Journal of Clinical & Experimental Pharmacology

Drugs Involved in Inhibition of Protein Synthesis

Berihun Yismaw^* Department of Pharmacy, University of North Carolina, North Corolina, USA
^*Correspondence: Berihun Yismaw, Department of Pharmacy, University of North Carolina, North Corolina, USA, Email:

Received: 26-Sep-2022, Manuscript No. CPECR-22-18807; Editor assigned: 29-Sep-2022, Pre QC No. CPECR-22-18807(PQ); Reviewed: 13-Oct-2022, QC No. CPECR-22-18807; Revised: 20-Oct-2022, Manuscript No. CPECR-22-18807(R); Published: 27-Oct-2022, DOI: 10.35248/2161-1459.22.12.338

Description

Protein synthesis inhibitors are chemical compounds that stop or slow cell growth or proliferation by interrupting processes that directly lead to the formation of new proteins. Ribosomes use nanoscale protein dynamics to synthesize RNA. It is a biological machine that converts into protein. A broad interpretation of this definition can be used to describe almost any compound in terms of concentration, but in practice it usually refers to compounds that act on the translational machinery at the molecular level (either the ribosome itself or the translation factor taking advantage of key differences between prokaryotic and eukaryotic ribosome structures.

Protein synthesis inhibitors represent another large group of clinically useful antibiotics, including erythromycin, tetracyclines, chloramphenicol and aminoglycosides. They selectively interact with 70S bacterial ribosomes and spare 80S eukaryotic ribosomal particles. Protein synthesis is a complex multistep process involving many enzymes and conformational orientations. However, most of the antibiotics that block bacterial protein synthesis interfere with the processes of the 30S or 50S subunits of the 70S bacterial ribosome. Aminoacyl-tRNA synthetases, which activate each amino acid required for peptide synthesis, are not targets of antibiotics. Instead, the key steps in this targeted process are formation of the 30S initiation complex (composed of mRNA, 30S ribosomal subunits, and formylmethionyl transfer RNA), activation of the 70S ribosome by is the formation of The 30S initiation complex and the 50S ribosome, and the elongation process that assembles amino acids into a polypeptide.

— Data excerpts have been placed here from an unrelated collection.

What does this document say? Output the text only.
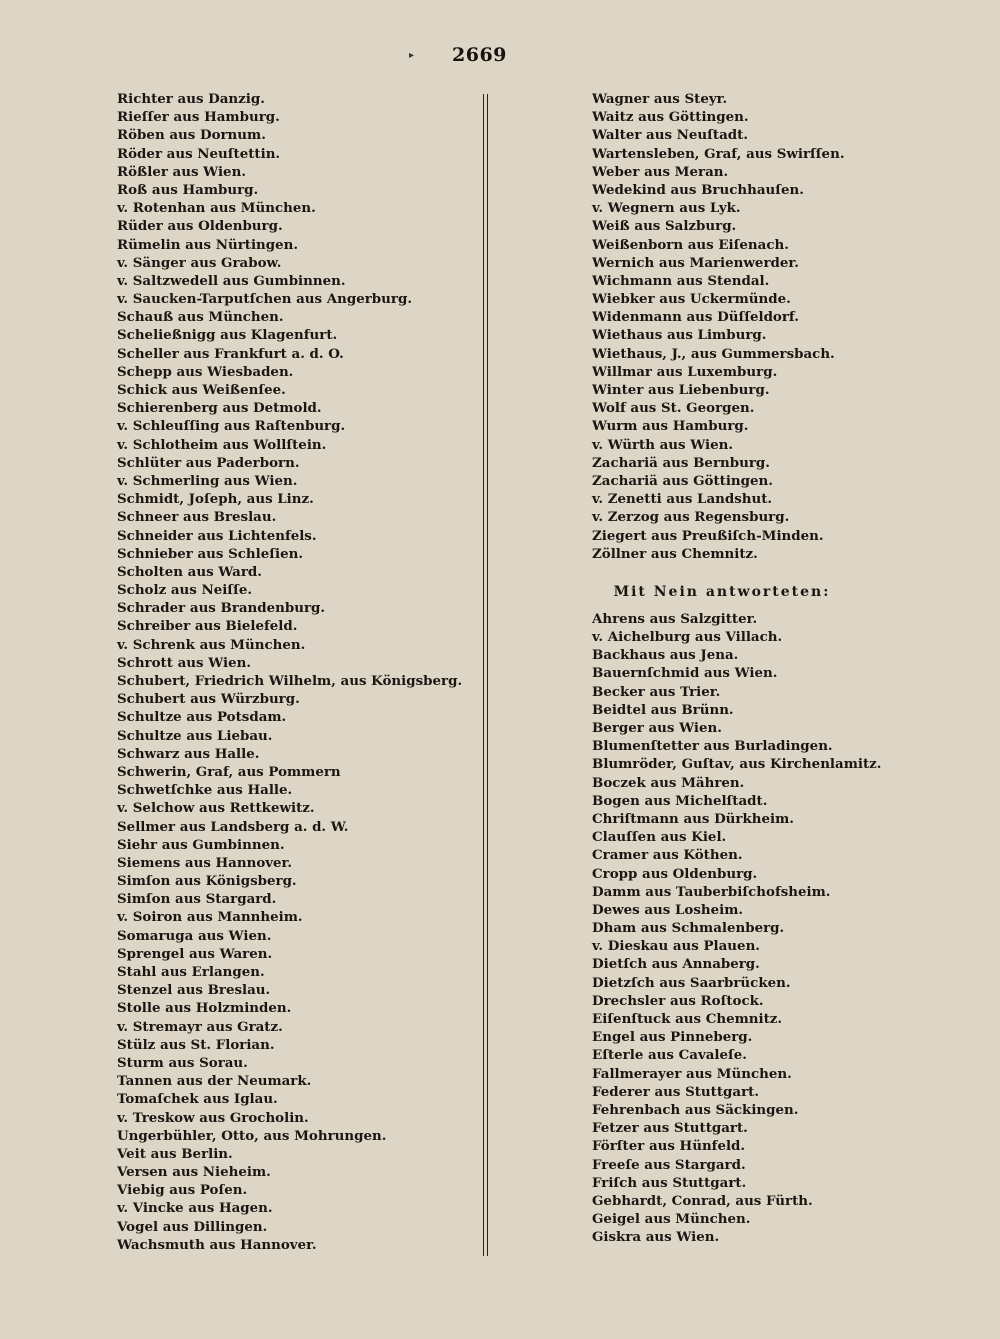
▸ 2669
Richter aus Danzig.
Rieſſer aus Hamburg.
Röben aus Dornum.
Röder aus Neuſtettin.
Rößler aus Wien.
Roß aus Hamburg.
v. Rotenhan aus München.
Rüder aus Oldenburg.
Rümelin aus Nürtingen.
v. Sänger aus Grabow.
v. Saltzwedell aus Gumbinnen.
v. Saucken-Tarputſchen aus Angerburg.
Schauß aus München.
Scheließnigg aus Klagenfurt.
Scheller aus Frankfurt a. d. O.
Schepp aus Wiesbaden.
Schick aus Weißenſee.
Schierenberg aus Detmold.
v. Schleuſſing aus Raſtenburg.
v. Schlotheim aus Wollſtein.
Schlüter aus Paderborn.
v. Schmerling aus Wien.
Schmidt, Joſeph, aus Linz.
Schneer aus Breslau.
Schneider aus Lichtenfels.
Schnieber aus Schleſien.
Scholten aus Ward.
Scholz aus Neiſſe.
Schrader aus Brandenburg.
Schreiber aus Bielefeld.
v. Schrenk aus München.
Schrott aus Wien.
Schubert, Friedrich Wilhelm, aus Königsberg.
Schubert aus Würzburg.
Schultze aus Potsdam.
Schultze aus Liebau.
Schwarz aus Halle.
Schwerin, Graf, aus Pommern
Schwetſchke aus Halle.
v. Selchow aus Rettkewitz.
Sellmer aus Landsberg a. d. W.
Siehr aus Gumbinnen.
Siemens aus Hannover.
Simſon aus Königsberg.
Simſon aus Stargard.
v. Soiron aus Mannheim.
Somaruga aus Wien.
Sprengel aus Waren.
Stahl aus Erlangen.
Stenzel aus Breslau.
Stolle aus Holzminden.
v. Stremayr aus Gratz.
Stülz aus St. Florian.
Sturm aus Sorau.
Tannen aus der Neumark.
Tomaſchek aus Iglau.
v. Treskow aus Grocholin.
Ungerbühler, Otto, aus Mohrungen.
Veit aus Berlin.
Versen aus Nieheim.
Viebig aus Poſen.
v. Vincke aus Hagen.
Vogel aus Dillingen.
Wachsmuth aus Hannover.
Wagner aus Steyr.
Waitz aus Göttingen.
Walter aus Neuſtadt.
Wartensleben, Graf, aus Swirſſen.
Weber aus Meran.
Wedekind aus Bruchhauſen.
v. Wegnern aus Lyk.
Weiß aus Salzburg.
Weißenborn aus Eiſenach.
Wernich aus Marienwerder.
Wichmann aus Stendal.
Wiebker aus Uckermünde.
Widenmann aus Düſſeldorf.
Wiethaus aus Limburg.
Wiethaus, J., aus Gummersbach.
Willmar aus Luxemburg.
Winter aus Liebenburg.
Wolf aus St. Georgen.
Wurm aus Hamburg.
v. Würth aus Wien.
Zachariä aus Bernburg.
Zachariä aus Göttingen.
v. Zenetti aus Landshut.
v. Zerzog aus Regensburg.
Ziegert aus Preußiſch-Minden.
Zöllner aus Chemnitz.
Mit Nein antworteten:
Ahrens aus Salzgitter.
v. Aichelburg aus Villach.
Backhaus aus Jena.
Bauernſchmid aus Wien.
Becker aus Trier.
Beidtel aus Brünn.
Berger aus Wien.
Blumenſtetter aus Burladingen.
Blumröder, Guſtav, aus Kirchenlamitz.
Boczek aus Mähren.
Bogen aus Michelſtadt.
Chriſtmann aus Dürkheim.
Clauſſen aus Kiel.
Cramer aus Köthen.
Cropp aus Oldenburg.
Damm aus Tauberbiſchofsheim.
Dewes aus Losheim.
Dham aus Schmalenberg.
v. Dieskau aus Plauen.
Dietſch aus Annaberg.
Dietzſch aus Saarbrücken.
Drechsler aus Roſtock.
Eiſenſtuck aus Chemnitz.
Engel aus Pinneberg.
Eſterle aus Cavaleſe.
Fallmerayer aus München.
Federer aus Stuttgart.
Fehrenbach aus Säckingen.
Fetzer aus Stuttgart.
Förſter aus Hünfeld.
Freeſe aus Stargard.
Friſch aus Stuttgart.
Gebhardt, Conrad, aus Fürth.
Geigel aus München.
Giskra aus Wien.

Tetracyclines, including doxycycline, prevent aminoacyl-tRNA binding by blocking the A (aminoacyl) site of the 30S ribosome. They can inhibit protein synthesis in both 70S and 80S (eukaryotic) ribosomes, but preferentially bind to bacterial ribosomes due to structural differences in their RNA subunits. In addition, tetracyclines are effective against bacteria by exploiting bacterial transport systems and increasing the concentration of antibiotics inside cells to levels significantly higher than those in the surroundings.

Aminoglycoside antibiotics have affinity for the 30S ribosomal subunit. One of the most commonly used aminoglycosides, streptomycin which interferes with the formation of the 30S initiation complex. Kanamycin and tobramycin also bind to 30S ribosomes and block formation of the larger 70S initiation complex. The macrolide erythromycin binds to the 23S rRNA component of the 50S ribosome and interferes with assembly of the 50S subunit. Erythromycin, roxithromycin, and clarithromycin all prevent elongation during the transpeptidation step of synthesis by blocking the 50S polypeptide. After a small peptide is formed, elongation is prematurely terminated, but it cannot move across the macrolide obstacle.

Peptidyltransferases are key enzymes involved in translocation, the final step in the peptide elongation cycle. Lincomycin and clindamycin are specific inhibitors of peptidyltransferases, whereas macrolides do not directly inhibit the enzyme. Hygromycin B is an aminoglycoside that specifically binds to a single site within the 30S subunit in a region that contains the A, P, and E sites of tRNA. It has been theorized that this binding distorts the ribosomal A site and may be the cause of the ability of hygromycin to induce misreading of aminoacyl-tRNAs as well as prevent the translocation of peptide elongation. In general, protein synthesis inhibitors work at different stages of prokaryotic mRNA translation into proteins like initiation, elongation (including aminoacyl tRNA entry, proofreading, peptidyl transfer, and ribosomal translocation), and termination. Linezolid acts at the initiation stage, possibly by interfering with the formation of the initiation complex, although the mechanism is not fully understood. Tetracycline and tigecycline (a glycylcycline related to tetracycline) block A-site of the ribosome, preventing binding of aminoacyl-tRNAs. The aminoglycoside interferes with the proofreading process and increases the error rate of synthesis through premature termination, among other possible mechanisms of action. Chloramphenicol blocks the peptidyl transfer step of her 50S subunit elongation of the ribosome in both bacteria and mitochondria. By targeting different stages of mRNA translation, antibiotics can be changed in the event of resistance to one or more drugs.